La sentencia platónica es inaceptable, porque, allí donde se cumpliera, desembocaría en el totalitarismo, en el poder absoluto de un Estado que no tolera expresiones discordantes con su paradigma de valores y violenta al individuo y su derecho a la diversidad. Pero para rechazar la condena platónica de la literatura —y del arte en general— hace falta tenérselas a fondo con ésta y con su verdad por muy peligrosa y perversa que sea, pues su desconocimiento nos impediría hacer justicia a la literatura, refutar y al mismo tiempo reconocer su seducción, captar su tiránica y liberatoria ambigüedad y por consiguiente el significado que encierra para la vida de un hombre y la formación de su personalidad.

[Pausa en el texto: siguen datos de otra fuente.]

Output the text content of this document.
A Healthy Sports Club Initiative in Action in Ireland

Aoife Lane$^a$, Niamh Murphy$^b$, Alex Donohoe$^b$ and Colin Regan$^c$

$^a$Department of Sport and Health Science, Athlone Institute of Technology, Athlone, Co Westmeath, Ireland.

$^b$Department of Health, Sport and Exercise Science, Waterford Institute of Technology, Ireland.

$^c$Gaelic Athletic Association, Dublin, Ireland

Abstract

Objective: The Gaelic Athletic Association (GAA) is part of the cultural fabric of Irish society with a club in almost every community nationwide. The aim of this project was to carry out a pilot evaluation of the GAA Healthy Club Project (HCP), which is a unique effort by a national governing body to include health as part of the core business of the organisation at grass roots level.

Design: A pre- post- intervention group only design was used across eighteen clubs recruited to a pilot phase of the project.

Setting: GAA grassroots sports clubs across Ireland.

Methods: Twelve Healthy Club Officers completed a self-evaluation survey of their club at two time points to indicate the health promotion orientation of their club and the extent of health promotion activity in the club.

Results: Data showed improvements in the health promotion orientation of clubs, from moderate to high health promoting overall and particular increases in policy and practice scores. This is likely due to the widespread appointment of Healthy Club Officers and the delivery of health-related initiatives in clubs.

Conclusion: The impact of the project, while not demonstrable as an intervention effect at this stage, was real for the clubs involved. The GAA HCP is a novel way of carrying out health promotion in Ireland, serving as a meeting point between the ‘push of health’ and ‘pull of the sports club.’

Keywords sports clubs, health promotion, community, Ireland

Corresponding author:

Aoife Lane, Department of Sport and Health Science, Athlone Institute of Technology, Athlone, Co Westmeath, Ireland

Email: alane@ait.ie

Una doble marca sella para Platón la exclusión de la literatura. Por una parte ésta muestra, sin dar un explícito juicio moral, el absurdo y la injusticia de la vida, el abismo de dolor que atenaza al inocente y la felicidad que sonríe al malvado, la perfidia de los mismos dioses —seductores, pero de ninguna forma ejemplos de bondad y justicia, sino celosos, envidiosos, ávidos, vengativos y violentos— que inducen a los hombres al error y los castigan después de haberles inducido a cometer esos errores. En el arte hay belleza, pero ésta, nos recuerda Gadamer, no siempre es, como debiera ser según Platón, la aparición del Bien y de lo Verdadero.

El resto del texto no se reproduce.